Last week, Russian President Vladimir Putin authorized the Russian military to boost the number of troops by 137,000 to a total of 1.15 million.
Putin’s order, effective on January 1, didn’t say whether the military would bolster its numbers by calling in more conscripts, recruiting more volunteers, or using a combination of the two. However, several Russian military analysts projected that it would heavily rely on volunteers, reflecting the Kremlin’s cautious stance in light of its worries about the potential negative effects of an attempt to boost the conscription.
With the help of the presidential decree, there will be 1,150,628 more soldiers in the Russian military, bringing the total to 2,039 758. The military has 1,902,758 and 1,013,628 members, respectively, at the beginning of 2018.
The U.S. estimates Russia suffered significant losses in the first few months of the conflict, according to Colin Kahl, the undersecretary for policy at the U.S. Defense Department, who spoke to reporters earlier in August.
The Russians have likely suffered 70–80,000 casualties in less than six months, Kahl said, adding that there is a lot of ambiguity in war. The figure could be slightly lower or slightly higher because it combines killed in combat and injured in action, but I believe it to be roughly accurate.
Throughout the grinding war, the U.S. has frequently downgraded and revealed intelligence findings to draw attention to Russian plans for disinformation campaigns or to highlight the challenges Moscow is facing in waging war against Ukraine, whose smaller military has put up an intense fight against the militarily superior Russian forces.
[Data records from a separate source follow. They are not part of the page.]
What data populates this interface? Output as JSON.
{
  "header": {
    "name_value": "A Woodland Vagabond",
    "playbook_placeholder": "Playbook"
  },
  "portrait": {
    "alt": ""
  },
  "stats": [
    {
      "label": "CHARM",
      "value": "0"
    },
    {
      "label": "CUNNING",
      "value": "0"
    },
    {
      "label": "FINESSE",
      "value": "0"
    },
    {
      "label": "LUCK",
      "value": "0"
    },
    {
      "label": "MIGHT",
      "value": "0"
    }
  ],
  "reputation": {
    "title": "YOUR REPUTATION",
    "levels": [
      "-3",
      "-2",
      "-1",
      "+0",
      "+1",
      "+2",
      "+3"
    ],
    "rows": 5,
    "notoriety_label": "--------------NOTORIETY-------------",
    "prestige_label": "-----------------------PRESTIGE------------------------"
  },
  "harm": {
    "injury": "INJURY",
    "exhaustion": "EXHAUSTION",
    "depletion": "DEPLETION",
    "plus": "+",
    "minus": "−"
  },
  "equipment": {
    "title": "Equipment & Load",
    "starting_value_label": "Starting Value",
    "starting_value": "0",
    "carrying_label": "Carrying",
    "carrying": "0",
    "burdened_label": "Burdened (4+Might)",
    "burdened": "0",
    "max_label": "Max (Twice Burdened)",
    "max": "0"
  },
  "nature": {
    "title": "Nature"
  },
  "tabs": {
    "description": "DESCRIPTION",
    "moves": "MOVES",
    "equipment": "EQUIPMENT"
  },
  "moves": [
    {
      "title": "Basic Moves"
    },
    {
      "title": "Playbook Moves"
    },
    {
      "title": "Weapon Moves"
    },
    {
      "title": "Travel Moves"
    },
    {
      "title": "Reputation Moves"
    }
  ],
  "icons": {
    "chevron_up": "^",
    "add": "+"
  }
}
Russia has encountered technical issues with Iranian-made drones it purchased from Tehran this month for use in its conflict with Ukraine, according to research released by the Biden administration earlier this week.
This month, Russia acquired Mohajer-6 and Shahed-series unmanned aerial vehicles over a number of days, reportedly as part of a Russian plot to obtain hundreds of Iranian UAVs for use in Ukraine, according to the Biden administration.
John Kirby, a spokesperson for the White House National Security Council, claimed on Wednesday that since acquiring the Iranian drones, Russia has encountered “some challenges” and “the restrictions on some of their capabilities.”